LARGO — Developer John Hopengarten thinks he has a solution to the city's data center problem. Mayor Pat Gerard disagrees.
The data center is expected to cost $3 million. That's $1 million more than originally projected. Last month, Gerard criticized the staff for underestimating how much it would cost to design and build the 3,000-square-foot building that will house the city's computer servers. It's scheduled to be built early next year near the Largo Public Library.
The data center is needed, the staff says, because the servers' current home on the second floor of City Hall is inadequate.
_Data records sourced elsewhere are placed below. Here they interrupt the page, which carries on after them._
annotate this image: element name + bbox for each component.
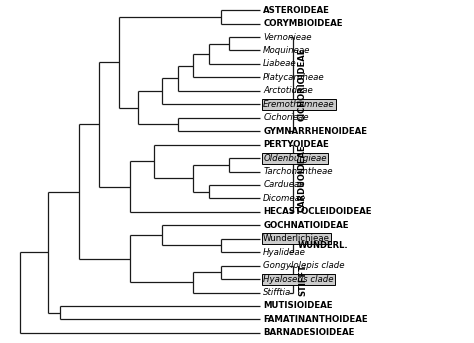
Text: Dicomeae: Dicomeae — [263, 194, 306, 203]
Text: Platycarpheae: Platycarpheae — [263, 73, 325, 82]
Text: CICHORIOIDEAE: CICHORIOIDEAE — [298, 47, 307, 121]
Text: Cardueae: Cardueae — [263, 180, 305, 189]
Text: ASTEROIDEAE: ASTEROIDEAE — [263, 5, 330, 15]
Text: Gongylolepis clade: Gongylolepis clade — [263, 261, 345, 270]
Text: Hyaloseris clade: Hyaloseris clade — [263, 274, 334, 284]
Text: Tarchonantheae: Tarchonantheae — [263, 167, 333, 176]
Text: Liabeae: Liabeae — [263, 59, 297, 69]
Text: BARNADESIOIDEAE: BARNADESIOIDEAE — [263, 328, 355, 338]
Text: HECASTOCLEIDOIDEAE: HECASTOCLEIDOIDEAE — [263, 207, 372, 216]
Text: CARDUOIDEAE: CARDUOIDEAE — [298, 144, 307, 212]
Text: Moquineae: Moquineae — [263, 46, 310, 55]
Text: CORYMBIOIDEAE: CORYMBIOIDEAE — [263, 19, 343, 28]
Text: GYMNARRHENOIDEAE: GYMNARRHENOIDEAE — [263, 127, 367, 136]
Text: MUTISIOIDEAE: MUTISIOIDEAE — [263, 301, 333, 310]
Text: PERTYOIDEAE: PERTYOIDEAE — [263, 140, 329, 149]
Text: GOCHNATIOIDEAE: GOCHNATIOIDEAE — [263, 221, 349, 230]
Text: Eremothamneae: Eremothamneae — [263, 100, 335, 109]
Text: FAMATINANTHOIDEAE: FAMATINANTHOIDEAE — [263, 315, 368, 324]
Text: Wunderlichieae: Wunderlichieae — [263, 234, 330, 243]
Text: Arctotideae: Arctotideae — [263, 86, 313, 95]
Text: Hyalideae: Hyalideae — [263, 248, 306, 257]
Text: WUNDERL.: WUNDERL. — [298, 241, 349, 250]
Text: Oldenburgieae: Oldenburgieae — [263, 154, 327, 163]
Text: Stifftia: Stifftia — [263, 288, 292, 297]
Text: Vernonieae: Vernonieae — [263, 33, 312, 42]
Text: Cichorieae: Cichorieae — [263, 113, 309, 122]
Text: STIFFT.: STIFFT. — [298, 262, 307, 296]
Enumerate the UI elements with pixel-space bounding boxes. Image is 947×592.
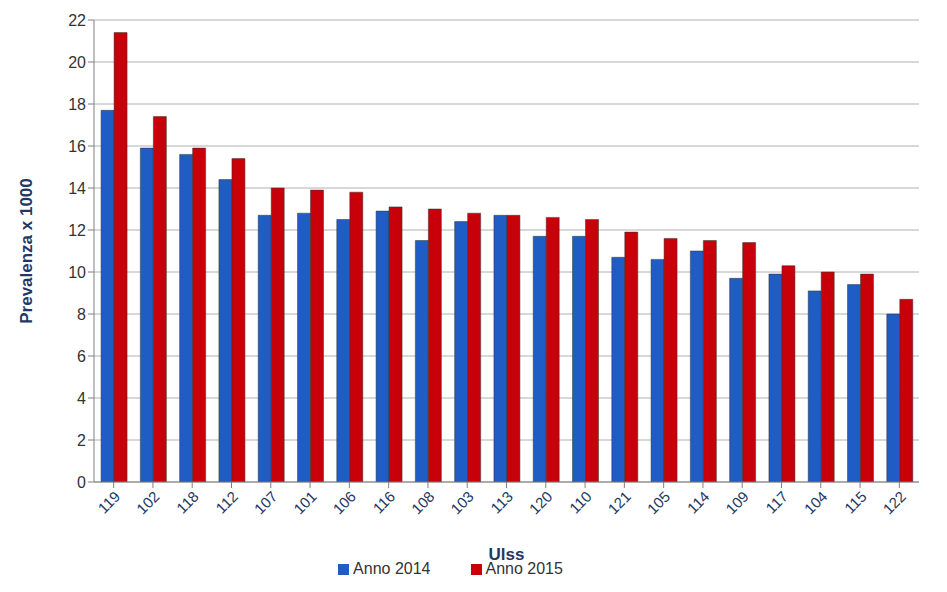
svg-text:108: 108	[408, 488, 438, 518]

City Hall might not survive a Category 1 hurricane, leading to potentially crippling losses of computer-dependent services — such as emergency dispatch — during a bad storm. The new data center will be built to withstand a Category 5 hurricane.
Hopengarten is a Largo resident and owner of Westchase Group, a local real estate development company behind a planned two-story office building at 701 Highland Ave., just north of City Hall. He came to Tuesday's commission meeting to make a sales pitch. Instead of building your own data center, he said, why not rent space in my new building?
Hopengarten would ask the city to pay for upgrading his building, which he is not constructing until he has tenants, to withstand a Category 5 storm. But even with that $350,000 expense, according to Hopengarten's estimates, renting space in his building would still save the city about $1 million.
"I could offer them nearly twice the space for about two-thirds the price," Hopengarten said. "It'd essentially become a built-to-suit for them."
Commissioner Curtis Holmes, who met with Hopengarten a week or so before Tuesday's meeting, said Tuesday night that he wanted to schedule a full presentation from Hopengarten.
The rest of the commission was not as enthused.
"Obviously his comments were a bit self-serving, since he has this building ... and he doesn't have tenants yet," said Gerard, who clarified after the meeting that she has no problem exploring data center alternatives, but the city would need to put out a request for proposals to let others express interest.
"We can't just look at his proposal and not do an RFP (request for proposals); that's not how we do business," Gerard said.
Assistant City Manager Henry Schubert said the staff will review Hopengarten's proposal and give analysis and a recommendation to commissioners.
Holmes was miffed that his colleagues so quickly dismissed what he thought was a good idea.
"This man is building a building in Largo that the city will get property tax income from. Why would you blow him off like that?" he said. "In my opinion, it's a very viable plan."
Gerard was not as swayed by Hopengarten's proposal.
"He didn't make any points that compelled me," she said.